Trust to develop construction sector allocates less to industry, more to state projects

Business development programs targeting black entrepreneurs received less than a quarter of funds committed to a government-established trust and seven listed construction companies between August 2017 and March 2021.

At just 23.8%, this allocation from the Tirisano Construction Fund (TCF) stands in stark contrast to the 51.36% – or just over R148 million of the total R288.25 million – of the fund allocated to construction programs. social infrastructure.

About 11% was allocated to the engineering scholarship program, about 9% to construction professional development, and about 5% to basic education.


Industry bodies including Master Builders South Africa (MBSA) and the Black Business Council for the Built Environment (BBCBE) have questioned the allocations made by the fund and the limited benefits given to black contractors by the regulation of the voluntary reconstruction program (VRP). OK.

The VRP agreement settled all civil claims for damages against the seven construction companies – Aveng, Basil Read, Group Five, Murray & Roberts, Raubex, Stefanutti Stocks and WBHO – from government and public entities arising from admissions collusion and bid-rigging. in their settlement agreements with the Competition Commission.


Each of the seven companies has agreed to contribute R1.25 billion over 12 years to the fund and undertake other transformational initiatives, including mentoring up to three emerging black-owned entrepreneurs.

(Basil Read and Group Five are both in business bailouts while Aveng and Murray & Roberts sold their South African construction companies to black contractors.)

Allocation imbalance

The Business Development Program aims to modernize Black-owned and operated construction businesses, and help build capacity and sustainability through direct assistance to emerging entrepreneurs.

The stated aims of the TCF are to promote the development and improvement of the construction industry and to promote social infrastructure for all South Africans.

Social infrastructure project allocations include:

  • R7.65 million for the construction of Maserunyane Secondary School in Limpopo;
  • R14.75 million for Nelson Mandela Children’s Hospital facilities;
  • R60 million for a Safe Ablutions for Education (SAFE) project involving 15 Department of Basic Education sites; and
  • R33 million for a municipal borehole program which will benefit 11 municipalities in four provinces.

An industry association leader who declined to be named said the TCF was not created to supplement the budgets of national and provincial departments and municipalities.

Delay in allocation to sector

The fund was established in August 2017 – and beneficiaries of the business development program were selected and engaged for the first time in its 2020/21 financial year.

A total of 15 companies have received 68.63 million rand in the form of a loan, according to the TCF’s annual report for the year to the end of March 2021, its most recent.

Last month, the BBCBE expressed extreme dissatisfaction with the way the settlement agreement was being implemented, with its chairman Danny Masimene saying the board wanted to re-engage the government on the deal because companies in construction owned by blacks had not benefited.

Masimene also demanded that the seven JSE-listed companies that are signatories to the settlement agreement be blacklisted by the National Treasury and delisted by the Construction Industry Development Board (CIDB).

Read: BBCBE wants seven listed construction companies to be blacklisted

He indicated that the BBCBE also withdrew its representative from the TCF.

Industry-wide benefits required

MBSA chief executive Roy Mnisi voiced similar concerns last month, saying MBSA had emerging contractors among its members and believed they should benefit from the VRP.

He said the program must provide industry-wide benefits to people regardless of which construction organization they belong to and should be able to understand what is going on because all construction organizations industry share members who are expected to benefit from the program.

TCF chairman Mahomed Vawda said he was unable to comment on the BBCBE allegations.
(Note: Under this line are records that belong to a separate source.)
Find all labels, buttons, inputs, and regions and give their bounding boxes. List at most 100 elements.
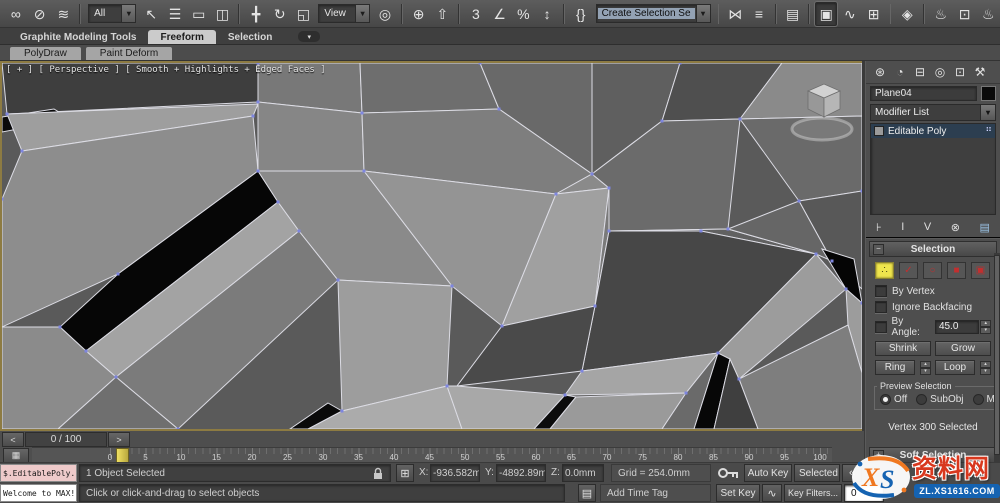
z-coordinate-field[interactable]: 0.0mm	[562, 464, 604, 482]
select-object-button[interactable]: ↖	[140, 2, 162, 26]
select-and-manipulate-button[interactable]: ⊕	[408, 2, 430, 26]
mesh-vertex[interactable]	[738, 117, 742, 121]
mesh-vertex[interactable]	[660, 119, 664, 123]
render-setup-button[interactable]: ♨	[930, 2, 952, 26]
show-end-result-button[interactable]: I	[901, 221, 904, 233]
utilities-tab[interactable]: ⚒	[970, 63, 990, 81]
modifier-stack-row[interactable]: Editable Poly ⠛	[871, 124, 995, 138]
pin-stack-button[interactable]: ⊦	[876, 221, 882, 234]
mesh-vertex[interactable]	[20, 149, 24, 153]
mesh-vertex[interactable]	[716, 351, 720, 355]
spinner-down-icon[interactable]: ▾	[980, 327, 991, 334]
curve-editor-button[interactable]: ∿	[839, 2, 861, 26]
poly-face[interactable]	[359, 63, 500, 114]
mesh-vertex[interactable]	[58, 325, 62, 329]
selection-rollout-header[interactable]: − Selection	[869, 241, 997, 257]
mesh-vertex[interactable]	[445, 384, 449, 388]
schematic-view-button[interactable]: ⊞	[863, 2, 885, 26]
select-and-link-button[interactable]: ∞	[5, 2, 27, 26]
default-tangent-icon[interactable]: ∿	[762, 484, 782, 502]
set-keys-button[interactable]	[716, 466, 740, 481]
open-mini-curve-editor-button[interactable]: ▦	[3, 448, 29, 463]
rectangular-selection-region-button[interactable]: ▭	[188, 2, 210, 26]
key-filters-button[interactable]: Key Filters...	[784, 484, 842, 502]
ribbon-subtab-polydraw[interactable]: PolyDraw	[10, 47, 81, 60]
preview-subobj-radio[interactable]: SubObj	[916, 394, 964, 405]
mesh-vertex[interactable]	[2, 197, 4, 201]
spinner-up-icon[interactable]: ▴	[980, 360, 991, 368]
mesh-vertex[interactable]	[497, 107, 501, 111]
mesh-vertex[interactable]	[478, 63, 482, 65]
mesh-vertex[interactable]	[684, 391, 688, 395]
mirror-button[interactable]: ⋈	[724, 2, 746, 26]
mesh-vertex[interactable]	[297, 229, 301, 233]
by-vertex-checkbox[interactable]: By Vertex	[869, 283, 997, 299]
align-button[interactable]: ≡	[748, 2, 770, 26]
ring-button[interactable]: Ring	[875, 360, 915, 375]
next-frame-button[interactable]: >	[108, 432, 130, 447]
modifier-list-dropdown[interactable]: Modifier List ▾	[870, 104, 996, 121]
mesh-vertex[interactable]	[678, 63, 682, 65]
reference-coordinate-system-dropdown[interactable]: View ▾	[318, 4, 371, 23]
layer-manager-button[interactable]: ▤	[782, 2, 804, 26]
by-angle-spinner[interactable]: ▴ ▾	[980, 320, 991, 334]
graphite-ribbon-toggle-button[interactable]: ▣	[815, 1, 838, 26]
mesh-vertex[interactable]	[814, 252, 818, 256]
mesh-vertex[interactable]	[360, 111, 364, 115]
key-mode-dropdown[interactable]: Selected	[794, 464, 840, 482]
select-and-move-button[interactable]: ╋	[245, 2, 267, 26]
use-pivot-point-center-button[interactable]: ◎	[374, 2, 396, 26]
create-tab[interactable]: ⊛	[870, 63, 890, 81]
absolute-mode-toggle-button[interactable]: ⊞	[396, 464, 414, 482]
mesh-vertex[interactable]	[114, 375, 118, 379]
mesh-vertex[interactable]	[340, 409, 344, 413]
add-time-tag[interactable]: Add Time Tag	[600, 484, 711, 502]
mesh-vertex[interactable]	[500, 324, 504, 328]
keyboard-shortcut-override-button[interactable]: ⇧	[431, 2, 453, 26]
time-tag-icon[interactable]: ▤	[578, 484, 596, 502]
modify-tab[interactable]: ◔	[890, 63, 910, 81]
make-unique-button[interactable]: V	[924, 221, 931, 233]
remove-modifier-button[interactable]: ⊗	[951, 221, 960, 234]
previous-frame-button[interactable]: <	[2, 432, 24, 447]
rendered-frame-window-button[interactable]: ⊡	[954, 2, 976, 26]
edit-named-selection-sets-button[interactable]: {}	[570, 2, 592, 26]
mesh-vertex[interactable]	[699, 229, 703, 233]
ribbon-subtab-paint-deform[interactable]: Paint Deform	[85, 47, 173, 60]
mesh-vertex[interactable]	[256, 100, 260, 104]
display-tab[interactable]: ⊡	[950, 63, 970, 81]
mesh-vertex[interactable]	[726, 227, 730, 231]
spinner-down-icon[interactable]: ▾	[980, 367, 991, 375]
mesh-vertex[interactable]	[362, 169, 366, 173]
object-name-field[interactable]: Plane04	[870, 86, 978, 101]
bind-to-space-warp-button[interactable]: ≋	[52, 2, 74, 26]
perspective-viewport[interactable]: [ + ] [ Perspective ] [ Smooth + Highlig…	[0, 61, 864, 431]
angle-snap-toggle-button[interactable]: ∠	[489, 2, 511, 26]
mesh-vertex[interactable]	[607, 186, 611, 190]
hierarchy-tab[interactable]: ⊟	[910, 63, 930, 81]
selection-filter-dropdown[interactable]: All ▾	[88, 4, 137, 23]
select-and-scale-button[interactable]: ◱	[293, 2, 315, 26]
snaps-toggle-button[interactable]: 3	[465, 2, 487, 26]
spinner-snap-toggle-button[interactable]: ↕	[536, 2, 558, 26]
spinner-up-icon[interactable]: ▴	[920, 360, 931, 368]
by-angle-field[interactable]: 45.0	[934, 320, 980, 334]
collapse-icon[interactable]: −	[873, 244, 884, 255]
named-selection-sets-dropdown[interactable]: Create Selection Se ▾	[595, 4, 711, 23]
loop-button[interactable]: Loop	[935, 360, 975, 375]
mesh-vertex[interactable]	[554, 192, 558, 196]
mesh-vertex[interactable]	[450, 284, 454, 288]
y-coordinate-field[interactable]: -4892.89mm	[496, 464, 546, 482]
unlink-selection-button[interactable]: ⊘	[29, 2, 51, 26]
grow-button[interactable]: Grow	[935, 341, 991, 356]
spinner-down-icon[interactable]: ▾	[920, 367, 931, 375]
viewport-label[interactable]: [ + ] [ Perspective ] [ Smooth + Highlig…	[6, 65, 326, 75]
ignore-backfacing-checkbox[interactable]: Ignore Backfacing	[869, 299, 997, 315]
mesh-vertex[interactable]	[607, 229, 611, 233]
maxscript-mini-listener-line2[interactable]: Welcome to MAX!	[0, 484, 77, 502]
mesh-vertex[interactable]	[176, 427, 180, 430]
mesh-vertex[interactable]	[251, 114, 255, 118]
mesh-vertex[interactable]	[5, 112, 9, 116]
polygon-subobject-button[interactable]: ■	[947, 262, 966, 279]
mesh-vertex[interactable]	[256, 169, 260, 173]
“We manage the fund and have the money in the fund and […] distribute funds under the indenture,” Vawda said.

He pointed out that the VRP deal had been negotiated and suggested that the BBCBE’s comments and allegations had “political undertones”.

“We have nothing to do with it. We simply manage the trust based on the mandates we have. We have to spend the money on the basis of this deed of trust.


TCF’s latest annual report indicates that out of its seven programs (Business Development, Social Infrastructure, Engineering Scholarships, Construction Trades Development, Basic Education, Technical Capability and Professionalization of Engineers), five are currently under development. Implementation.

The technical capacity and professionalization programs for engineering practitioners had not yet been implemented as of end-March 2021.

WBHO Group CEO Wolfgang Neff said last week during a presentation on the company’s latest results that the group was doing well in terms of what it had to deliver in terms of VRP and that he was “definitely on the right track”.

Raubex indicates in its 2022 annual report that as part of the VRP agreement, it has committed to developing and mentoring two emerging entrepreneurs – Enza Construction and Umso Construction. It aims to provide them within seven years with the skills and the amount of work necessary to generate a cumulative annual turnover equal to at least 25% of the group’s annual civil engineering and general construction SA work. Fixed intermediate period objectives as well as sanctions in the event of non-compliance with these objectives are aligned with these objectives.